We’re all facing tough times, but problems are even more pronounced in rural communities – high unemployment (especially for young adults), aggressive military recruiters moving into schools, families facing foreclosure, serious cuts to already scant services. And people everywhere are being offered their immigrant neighbors as scapegoats. It can be easy to be overwhelmed by the sheer volume and complexity of the problems these communities face.
Or it can highlight the need to make connections that allow us to tackle more than one problem at a time.
“How can we, as rural and small-town folks, organize in our communities to help ourselves and our neighbors to survive and at the same time build a stronger movement that gets to the bottom of our shared struggles?” asks Cara Shufelt, ROP Co-director. “We take the mystery out of the economy and affirm our communities’ wisdom, ability, and right to create the changes that our communities need to meet our needs. People coined the term ‘democratic economy’ to describe the kind of people-centered, accountable, fair economy that we want and deserve.”
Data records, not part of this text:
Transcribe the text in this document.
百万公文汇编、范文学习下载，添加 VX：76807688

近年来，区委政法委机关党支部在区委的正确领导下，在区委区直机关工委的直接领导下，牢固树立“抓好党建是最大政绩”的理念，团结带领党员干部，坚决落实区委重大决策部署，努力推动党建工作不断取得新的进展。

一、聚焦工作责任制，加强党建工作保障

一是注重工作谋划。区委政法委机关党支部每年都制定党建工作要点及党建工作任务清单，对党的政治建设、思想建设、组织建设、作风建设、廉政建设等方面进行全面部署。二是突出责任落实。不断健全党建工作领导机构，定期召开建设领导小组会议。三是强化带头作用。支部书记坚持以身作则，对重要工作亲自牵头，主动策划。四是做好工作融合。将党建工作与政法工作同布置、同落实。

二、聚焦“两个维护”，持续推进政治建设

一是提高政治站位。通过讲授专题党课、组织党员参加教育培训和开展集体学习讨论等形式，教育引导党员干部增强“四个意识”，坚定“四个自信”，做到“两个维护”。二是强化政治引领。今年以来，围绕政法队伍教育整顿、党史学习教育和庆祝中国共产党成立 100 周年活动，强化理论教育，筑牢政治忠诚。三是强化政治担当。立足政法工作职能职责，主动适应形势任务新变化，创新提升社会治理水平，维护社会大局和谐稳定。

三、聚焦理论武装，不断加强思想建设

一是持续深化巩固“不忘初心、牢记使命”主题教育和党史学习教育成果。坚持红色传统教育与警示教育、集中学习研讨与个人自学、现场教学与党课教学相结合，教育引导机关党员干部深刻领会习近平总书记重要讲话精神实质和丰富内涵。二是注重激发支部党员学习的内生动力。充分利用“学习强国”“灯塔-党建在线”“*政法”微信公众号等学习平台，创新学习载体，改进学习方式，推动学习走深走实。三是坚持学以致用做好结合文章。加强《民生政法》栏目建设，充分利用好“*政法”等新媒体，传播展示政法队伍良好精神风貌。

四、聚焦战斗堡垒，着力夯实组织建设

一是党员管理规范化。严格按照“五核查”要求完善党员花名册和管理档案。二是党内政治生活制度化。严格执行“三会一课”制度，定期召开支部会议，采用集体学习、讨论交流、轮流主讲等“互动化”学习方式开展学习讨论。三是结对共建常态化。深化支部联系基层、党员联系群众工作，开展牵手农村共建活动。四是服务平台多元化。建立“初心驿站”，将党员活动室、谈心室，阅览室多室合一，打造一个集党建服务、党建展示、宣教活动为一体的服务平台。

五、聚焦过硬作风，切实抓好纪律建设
One of ROP’s unique qualities is their vision for the long haul that weaves different types of justice work together. A theme throughout the day was the ties among different issues and the importance of building a movement that unites us.
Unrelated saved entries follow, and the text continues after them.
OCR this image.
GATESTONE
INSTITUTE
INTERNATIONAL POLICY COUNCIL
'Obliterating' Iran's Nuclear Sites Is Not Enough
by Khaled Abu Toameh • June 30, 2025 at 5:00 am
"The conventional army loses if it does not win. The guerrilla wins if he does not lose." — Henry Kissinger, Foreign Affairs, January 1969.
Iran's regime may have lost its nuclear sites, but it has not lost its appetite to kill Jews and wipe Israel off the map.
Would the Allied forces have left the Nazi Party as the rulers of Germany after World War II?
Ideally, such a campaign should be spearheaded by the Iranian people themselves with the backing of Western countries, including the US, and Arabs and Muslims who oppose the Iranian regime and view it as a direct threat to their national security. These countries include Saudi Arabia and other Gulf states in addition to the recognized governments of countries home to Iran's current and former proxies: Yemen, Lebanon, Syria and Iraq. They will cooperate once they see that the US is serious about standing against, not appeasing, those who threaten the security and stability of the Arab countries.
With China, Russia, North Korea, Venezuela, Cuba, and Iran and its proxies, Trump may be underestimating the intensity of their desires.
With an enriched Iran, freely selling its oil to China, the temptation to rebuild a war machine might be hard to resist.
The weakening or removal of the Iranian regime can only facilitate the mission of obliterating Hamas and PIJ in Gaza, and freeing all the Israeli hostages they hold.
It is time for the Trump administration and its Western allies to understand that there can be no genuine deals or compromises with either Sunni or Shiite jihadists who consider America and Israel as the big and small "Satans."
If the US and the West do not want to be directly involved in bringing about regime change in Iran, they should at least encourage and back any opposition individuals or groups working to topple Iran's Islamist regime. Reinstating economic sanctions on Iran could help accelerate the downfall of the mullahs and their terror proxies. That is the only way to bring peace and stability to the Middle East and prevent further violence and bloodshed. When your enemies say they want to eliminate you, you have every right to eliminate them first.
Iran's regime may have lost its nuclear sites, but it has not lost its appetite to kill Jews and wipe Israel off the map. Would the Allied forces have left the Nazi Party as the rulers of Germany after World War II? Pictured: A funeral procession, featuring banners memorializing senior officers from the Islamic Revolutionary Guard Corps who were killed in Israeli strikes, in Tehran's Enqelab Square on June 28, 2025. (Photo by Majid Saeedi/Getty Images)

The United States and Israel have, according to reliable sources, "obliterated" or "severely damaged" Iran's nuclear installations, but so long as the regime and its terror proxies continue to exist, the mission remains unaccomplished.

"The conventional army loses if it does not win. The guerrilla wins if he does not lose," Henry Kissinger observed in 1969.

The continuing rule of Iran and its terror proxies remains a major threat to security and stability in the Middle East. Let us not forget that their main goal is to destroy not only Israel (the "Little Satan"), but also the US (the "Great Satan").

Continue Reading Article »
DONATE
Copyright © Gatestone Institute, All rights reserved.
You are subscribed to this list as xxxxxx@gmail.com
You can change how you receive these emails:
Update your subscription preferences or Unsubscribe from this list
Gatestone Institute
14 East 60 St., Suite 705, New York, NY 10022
In addition to their conversations on the economy, the caucus brought together a panel of allied groups to share their work. These groups included Umatilla-Morrow Alternatives, who work on LGBTQ rural issues and racial profiling; CAUSA, Oregon’s immigration reform coalition; and Military Families Speak Out.
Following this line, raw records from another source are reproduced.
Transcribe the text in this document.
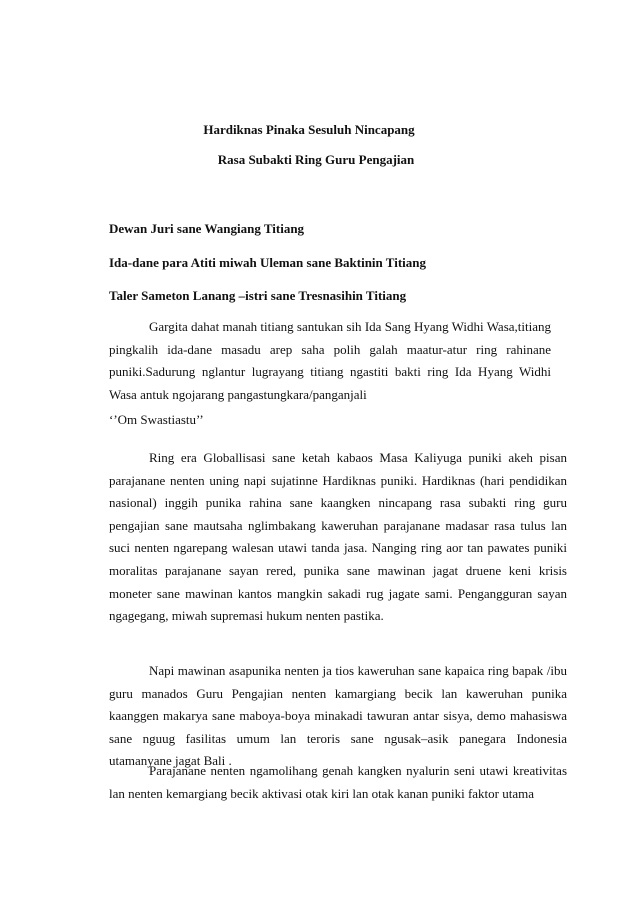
Hardiknas Pinaka Sesuluh Nincapang
Rasa Subakti Ring Guru Pengajian
Dewan Juri sane Wangiang Titiang
Ida-dane para Atiti miwah Uleman sane Baktinin Titiang
Taler Sameton Lanang –istri sane Tresnasihin Titiang

Gargita dahat manah titiang santukan sih Ida Sang Hyang Widhi Wasa,titiang pingkalih ida-dane masadu arep saha polih galah maatur-atur ring rahinane puniki.Sadurung nglantur lugrayang titiang ngastiti bakti ring Ida Hyang Widhi Wasa antuk ngojarang pangastungkara/panganjali

‘’Om Swastiastu’’

Ring era Globallisasi sane ketah kabaos Masa Kaliyuga puniki akeh pisan parajanane nenten uning napi sujatinne Hardiknas puniki. Hardiknas (hari pendidikan nasional) inggih punika rahina sane kaangken nincapang rasa subakti ring guru pengajian sane mautsaha nglimbakang kaweruhan parajanane madasar rasa tulus lan suci nenten ngarepang walesan utawi tanda jasa. Nanging ring aor tan pawates puniki moralitas parajanane sayan rered, punika sane mawinan jagat druene keni krisis moneter sane mawinan kantos mangkin sakadi rug jagate sami. Pengangguran sayan ngagegang, miwah supremasi hukum nenten pastika.

Napi mawinan asapunika nenten ja tios kaweruhan sane kapaica ring bapak /ibu guru manados Guru Pengajian nenten kamargiang becik lan kaweruhan punika kaanggen makarya sane maboya-boya minakadi tawuran antar sisya, demo mahasiswa sane nguug fasilitas umum lan teroris sane ngusak–asik panegara Indonesia utamanyane jagat Bali .

Parajanane nenten ngamolihang genah kangken nyalurin seni utawi kreativitas lan nenten kemargiang becik aktivasi otak kiri lan otak kanan puniki faktor utama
Each group shared how their work connects with other justice movements, and with a broader social justice movement outside of Oregon. Stephanie Guilloud came from Project South and shared examples of how organizing in rural Oregon is connected with work throughout the urban and rural South and in Detroit, home of the second U.S. Social Forum this June.
The next step from here is turning these ideas and connections into statewide action. ROP will be taking the conversations from the Caucus, working with their local network for human dignity groups across the state to move these plans forward, and honing the expertise they bring to the table into a “Hometown Strategies Notebook.” The notebook will provide strategies and resources to rural Oregonians working to put this vision for democratic economy into practice in their communities.
ROP continues to show that they’re a model for how to do rural organizing that transforms individuals and communities. ROP was included in a recent feature in the Daily Kos as part of a series on democratic local organizing. You’ll also find an excellent article, Uniting One County at a Time, that ROP founder Marcy Westerling wrote with Mike Edera for In These Times.